2025 dans le secteur automobile : l’IA au secours d’une régionalisation inévitable
Publié le 28 avril 2025
- Automobile & Industrie
- Data & Intelligence artificielle

Cet article a été initialement publié sur le journal La Tribune.
Entre 2015 et 2025, l’industrie automobile mondiale a connu une croissance annuelle modeste de 0,3 %, avec des ventes passant de 88 à 91 millions de véhicules. Cette stagnation globale masque des tendances régionales divergentes. En Chine, par exemple, les ventes de véhicules électriques (VE) ont explosé, représentant 25 % du marché en 2025, contre seulement 5 % en 2015. Pendant ce temps, les marchés occidentaux ont lutté pour maintenir leur dynamisme, confrontés à des transitions réglementaires et technologiques complexes.
Alors que l’industrie entre dans une nouvelle phase, deux forces structurelles redéfinissent les priorités des constructeurs occidentaux : une régionalisation accélérée et l’adoption stratégique de l’intelligence artificielle. Ces dynamiques promettent de transformer profondément la chaîne de valeur automobile.
Une régionalisation irréversible
La mondialisation qui a dominé le secteur automobile pendant des décennies cède peu à peu la place à des stratégies régionales. Les préférences des consommateurs diffèrent désormais considérablement d’une région à l’autre. En Europe, par exemple, les petites voitures électriques dominent, soutenues par des subventions gouvernementales et des règlementations strictes. À l’inverse, en Amérique du Nord, les SUV et les pick-ups continuent de représenter une part écrasante des ventes, atteignant plus de 70 % en 2025. En Asie, la demande se concentre davantage sur des véhicules compacts et connectés, en réponse à une urbanisation croissante et à l’essor d’une classe moyenne.
Les tensions géopolitiques et les politiques protectionnistes renforcent également cette tendance. Face aux incertitudes liées aux tarifs douaniers et aux restrictions commerciales, les constructeurs automobiles privilégient désormais des investissements locaux. Toyota, par exemple, a annoncé un plan d’investissement de 8 milliards de dollars aux États-Unis, visant à renforcer ses capacités de production de véhicules électriques dans la région. Parallèlement, la pandémie et les perturbations des chaînes d’approvisionnement ont révélé la fragilité des réseaux globaux, incitant les constructeurs à privilégier des approches régionales pour sécuriser leurs opérations.
Des technologies qui concilient personnalisation régionale et économies d’échelle
La régionalisation soulève un défi stratégique majeur pour les constructeurs automobiles : comment concilier leur constante recherche d’économies d’échelle avec des attentes locales de plus en plus spécifiques ? L’utilisation de plateformes modulaires globales constitue déjà une réponse à cette problématique.
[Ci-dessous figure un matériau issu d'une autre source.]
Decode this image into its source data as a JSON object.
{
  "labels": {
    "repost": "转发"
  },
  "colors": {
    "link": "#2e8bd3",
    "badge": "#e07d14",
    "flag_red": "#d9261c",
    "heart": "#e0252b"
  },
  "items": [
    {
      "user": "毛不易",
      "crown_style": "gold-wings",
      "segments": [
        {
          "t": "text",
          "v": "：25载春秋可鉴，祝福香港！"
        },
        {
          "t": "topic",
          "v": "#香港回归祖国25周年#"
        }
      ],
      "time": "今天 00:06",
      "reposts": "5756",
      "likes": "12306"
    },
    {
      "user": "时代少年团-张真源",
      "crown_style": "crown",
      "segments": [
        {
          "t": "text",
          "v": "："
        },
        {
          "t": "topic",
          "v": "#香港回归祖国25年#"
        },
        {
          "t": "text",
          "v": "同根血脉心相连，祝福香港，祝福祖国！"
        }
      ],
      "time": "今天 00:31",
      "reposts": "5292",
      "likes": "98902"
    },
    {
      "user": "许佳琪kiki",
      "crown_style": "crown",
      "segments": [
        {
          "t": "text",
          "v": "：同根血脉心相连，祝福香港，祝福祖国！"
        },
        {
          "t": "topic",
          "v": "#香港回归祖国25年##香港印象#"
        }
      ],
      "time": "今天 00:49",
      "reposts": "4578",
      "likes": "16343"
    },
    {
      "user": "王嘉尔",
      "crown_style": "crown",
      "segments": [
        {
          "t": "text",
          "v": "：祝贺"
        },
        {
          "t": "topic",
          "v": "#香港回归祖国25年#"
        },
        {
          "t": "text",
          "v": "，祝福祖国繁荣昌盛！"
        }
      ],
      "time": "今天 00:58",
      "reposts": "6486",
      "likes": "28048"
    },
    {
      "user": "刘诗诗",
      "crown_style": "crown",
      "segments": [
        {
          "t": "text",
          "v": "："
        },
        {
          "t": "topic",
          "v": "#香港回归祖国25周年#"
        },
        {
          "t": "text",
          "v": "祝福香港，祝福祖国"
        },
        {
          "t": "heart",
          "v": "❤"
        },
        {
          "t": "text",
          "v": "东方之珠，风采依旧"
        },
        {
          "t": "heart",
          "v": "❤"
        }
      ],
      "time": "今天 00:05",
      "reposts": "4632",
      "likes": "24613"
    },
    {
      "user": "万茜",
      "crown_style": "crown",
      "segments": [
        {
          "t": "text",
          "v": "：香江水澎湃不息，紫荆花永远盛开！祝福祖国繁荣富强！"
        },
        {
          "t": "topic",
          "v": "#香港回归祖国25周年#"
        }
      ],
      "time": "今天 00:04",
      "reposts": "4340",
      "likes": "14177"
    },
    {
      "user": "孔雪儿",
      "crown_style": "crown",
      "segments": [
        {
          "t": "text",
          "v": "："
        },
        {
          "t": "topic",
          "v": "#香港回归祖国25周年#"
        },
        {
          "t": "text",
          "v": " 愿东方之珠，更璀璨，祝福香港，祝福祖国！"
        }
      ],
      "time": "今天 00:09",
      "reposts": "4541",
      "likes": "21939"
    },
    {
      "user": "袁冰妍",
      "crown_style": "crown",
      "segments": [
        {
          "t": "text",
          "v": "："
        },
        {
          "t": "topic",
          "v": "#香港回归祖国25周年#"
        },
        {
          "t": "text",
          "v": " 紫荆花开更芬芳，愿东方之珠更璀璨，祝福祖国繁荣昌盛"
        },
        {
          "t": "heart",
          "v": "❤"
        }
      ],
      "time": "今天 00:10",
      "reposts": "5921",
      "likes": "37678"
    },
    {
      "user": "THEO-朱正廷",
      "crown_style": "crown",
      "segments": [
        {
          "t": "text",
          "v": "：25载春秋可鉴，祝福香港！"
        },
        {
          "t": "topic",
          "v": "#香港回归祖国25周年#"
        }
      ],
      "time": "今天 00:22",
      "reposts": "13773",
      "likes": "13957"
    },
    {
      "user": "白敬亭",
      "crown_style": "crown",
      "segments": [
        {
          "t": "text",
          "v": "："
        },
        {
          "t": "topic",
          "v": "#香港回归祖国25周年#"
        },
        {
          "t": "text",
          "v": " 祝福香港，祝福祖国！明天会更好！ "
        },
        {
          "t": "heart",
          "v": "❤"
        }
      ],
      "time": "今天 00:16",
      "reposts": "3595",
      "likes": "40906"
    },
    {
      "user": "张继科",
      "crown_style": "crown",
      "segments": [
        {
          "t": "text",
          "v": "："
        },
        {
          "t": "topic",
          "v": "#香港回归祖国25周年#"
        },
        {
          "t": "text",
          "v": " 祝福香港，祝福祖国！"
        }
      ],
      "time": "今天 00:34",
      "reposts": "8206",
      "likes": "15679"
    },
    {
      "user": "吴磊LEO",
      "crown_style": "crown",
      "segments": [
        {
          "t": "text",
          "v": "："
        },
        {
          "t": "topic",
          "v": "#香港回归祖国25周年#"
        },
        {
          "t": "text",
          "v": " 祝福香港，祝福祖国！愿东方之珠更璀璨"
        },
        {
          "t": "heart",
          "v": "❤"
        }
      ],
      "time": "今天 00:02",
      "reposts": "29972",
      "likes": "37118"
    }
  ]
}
Volkswagen exploite par exemple sa plateforme MEB pour produire des modèles adaptés à différentes régions, allant de la compacte ID.3 en Europe au SUV ID.4 en Chine et aux États-Unis. Cette approche, comme expliqué par Herbert Diess à l’Annual meeting du groupe en 2021, doit permettre de réduire les coûts unitaires d’environ 20 % tout en répondant aux besoins variés des consommateurs.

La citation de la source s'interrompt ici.